The appeal is from a summary judgment granted by District Court Senior Judge James V. Selna in favor of the City of Long Beach and police officer Gabriela Rodriguez-Lopez in an action brought by Larry Grant and his daughter, Pherin Cephus, a minor. Various state and federal claims were put forth based on Rodriguez having come, on Sept. 19, 2020, to an apartment shared by Grant and his fiancée to pick up Pherin and bring her to her mother who had come from Atlanta, where she resides, to retrieve the child.

Grant, as an individual and as guardian ad litem for Pherin, was represented in the District Court by Torrance attorney Angela R. Swan.

Desai’s Opinion

In Friday’s opinion, Desai said:

“To fairly consider cases on appeal, we require parties to present reliable and understandable support for their claims….We have discretion to dismiss appeals because of deficiencies in the briefs….

“Here, Appellants filed an opening brief replete with misrepresentations and fabricated case law.”

He continued:

“Unfortunately, Appellants not only materially misrepresent the facts and holdings of the cases they cite in the brief, but they also cite two cases that do not appear to exist.”

Asked about those two cases at oral argument in Pasadena on March 7, Swan said that one of the cases “was cited incorrectly” and as to the other case, it “just did not apply, so I would have to just not rely on that case.”

Cases Not Explained

Desai also noted:

“Appellants’ brief includes only a handful of accurate citations, almost all of which were of little use to this Court because they were not accompanied by coherent explanations of how they supported Appellants’ claims.
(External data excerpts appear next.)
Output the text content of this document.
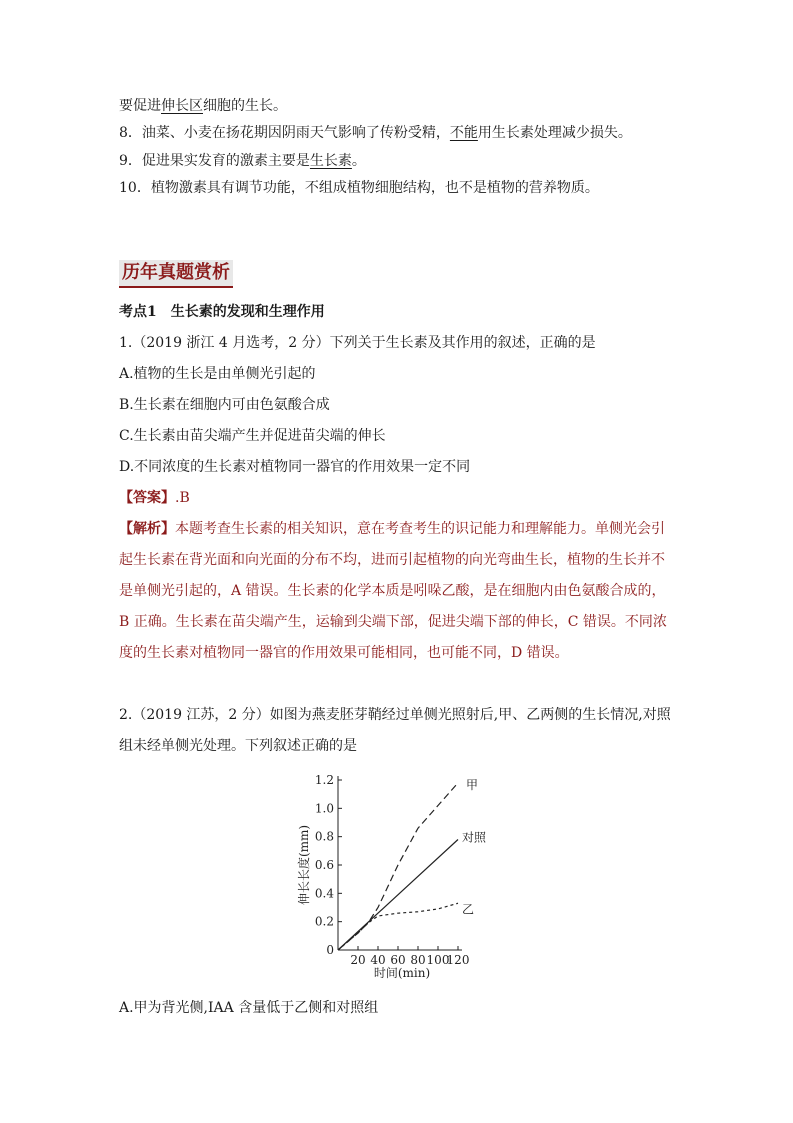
要促进伸长区细胞的生长。
8．油菜、小麦在扬花期因阴雨天气影响了传粉受精，不能用生长素处理减少损失。
9．促进果实发育的激素主要是生长素。
10．植物激素具有调节功能，不组成植物细胞结构，也不是植物的营养物质。
历年真题赏析
考点1　生长素的发现和生理作用
1.（2019 浙江 4 月选考，2 分）下列关于生长素及其作用的叙述，正确的是
A.植物的生长是由单侧光引起的
B.生长素在细胞内可由色氨酸合成
C.生长素由苗尖端产生并促进苗尖端的伸长
D.不同浓度的生长素对植物同一器官的作用效果一定不同
【答案】.B
【解析】本题考查生长素的相关知识，意在考查考生的识记能力和理解能力。单侧光会引起生长素在背光面和向光面的分布不均，进而引起植物的向光弯曲生长，植物的生长并不是单侧光引起的，A 错误。生长素的化学本质是吲哚乙酸，是在细胞内由色氨酸合成的，B 正确。生长素在苗尖端产生，运输到尖端下部，促进尖端下部的伸长，C 错误。不同浓度的生长素对植物同一器官的作用效果可能相同，也可能不同，D 错误。
2.（2019 江苏，2 分）如图为燕麦胚芽鞘经过单侧光照射后,甲、乙两侧的生长情况,对照组未经单侧光处理。下列叙述正确的是
0
0.2
0.4
0.6
0.8
1.0
1.2
20 40 60 80 100
120
时间(min)
伸长长度(mm)
甲
对照
乙
A.甲为背光侧,IAA 含量低于乙侧和对照组
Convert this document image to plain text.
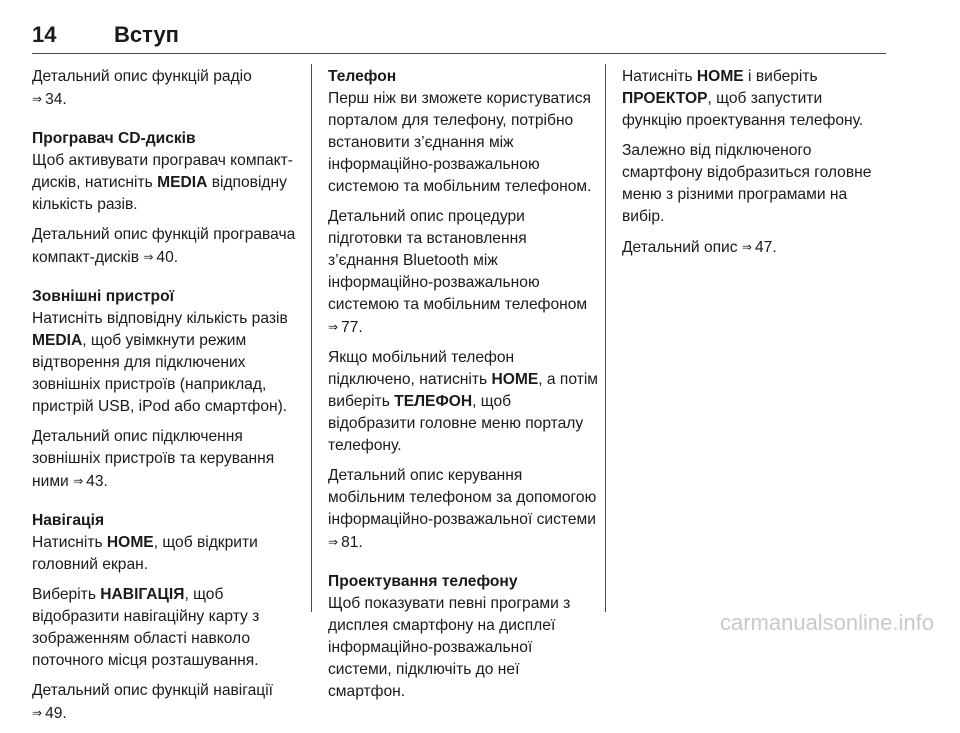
14	Вступ

Детальний опис функцій радіо
⇒ 34.

Програвач CD-дисків
Щоб активувати програвач компакт-дисків, натисніть MEDIA відповідну кількість разів.

Детальний опис функцій програвача компакт-дисків ⇒ 40.

Зовнішні пристрої
Натисніть відповідну кількість разів MEDIA, щоб увімкнути режим відтворення для підключених зовнішніх пристроїв (наприклад, пристрій USB, iPod або смартфон).

Детальний опис підключення зовнішніх пристроїв та керування ними ⇒ 43.

Навігація
Натисніть HOME, щоб відкрити головний екран.

Виберіть НАВІГАЦІЯ, щоб відобразити навігаційну карту з зображенням області навколо поточного місця розташування.

Детальний опис функцій навігації
⇒ 49.

Телефон
Перш ніж ви зможете користуватися порталом для телефону, потрібно встановити з’єднання між інформаційно-розважальною системою та мобільним телефоном.

Детальний опис процедури підготовки та встановлення з’єднання Bluetooth між інформаційно-розважальною системою та мобільним телефоном ⇒ 77.

Якщо мобільний телефон підключено, натисніть HOME, а потім виберіть ТЕЛЕФОН, щоб відобразити головне меню порталу телефону.

Детальний опис керування мобільним телефоном за допомогою інформаційно-розважальної системи ⇒ 81.

Проектування телефону
Щоб показувати певні програми з дисплея смартфону на дисплеї інформаційно-розважальної системи, підключіть до неї смартфон.

Натисніть HOME і виберіть ПРОЕКТОР, щоб запустити функцію проектування телефону.

Залежно від підключеного смартфону відобразиться головне меню з різними програмами на вибір.

Детальний опис ⇒ 47.

carmanualsonline.info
No reply brief was filed.”

Swan commented yesterday:

“[W]e will be filing a petition to the CA Supreme Court. This is Jim Crow 2.0. Unbelievable.”

The case is Grant v. City of Long Beach, 22-56121.

Swan’s Background

Swan, whose law degree is from Whittier College, was admitted to the State Bar of California in 2001. She has no disciplinary history.

However, on March 14, 2022, Div. Two of the Fourth District Court of Appeal, in an unpublished opinion in Gossett v. Jackson, dismissed an appeal because the appellant was not aggrieved by the judgment. It ordered that sanctions be paid by the appellant and his lawyer, Swan, with the amount to be set on remand by the Riverside Superior Court.

In Timmins v. Zheng, Div. Two of the Fourth District Court of Appeal on April 1, 2021, in an opinion not certified for publication, dismissed an appeal Swan brought on behalf of a client from a nonappealable order. The respondent’s brief in that case recites:

“The trial court was entitled to find—and did find—that Defendants’ counsel was not credible and the record  amply supports that finding as there was reliable evidence showing multiple instances where attorney Swan lied to the trial court under penalty of perjury.”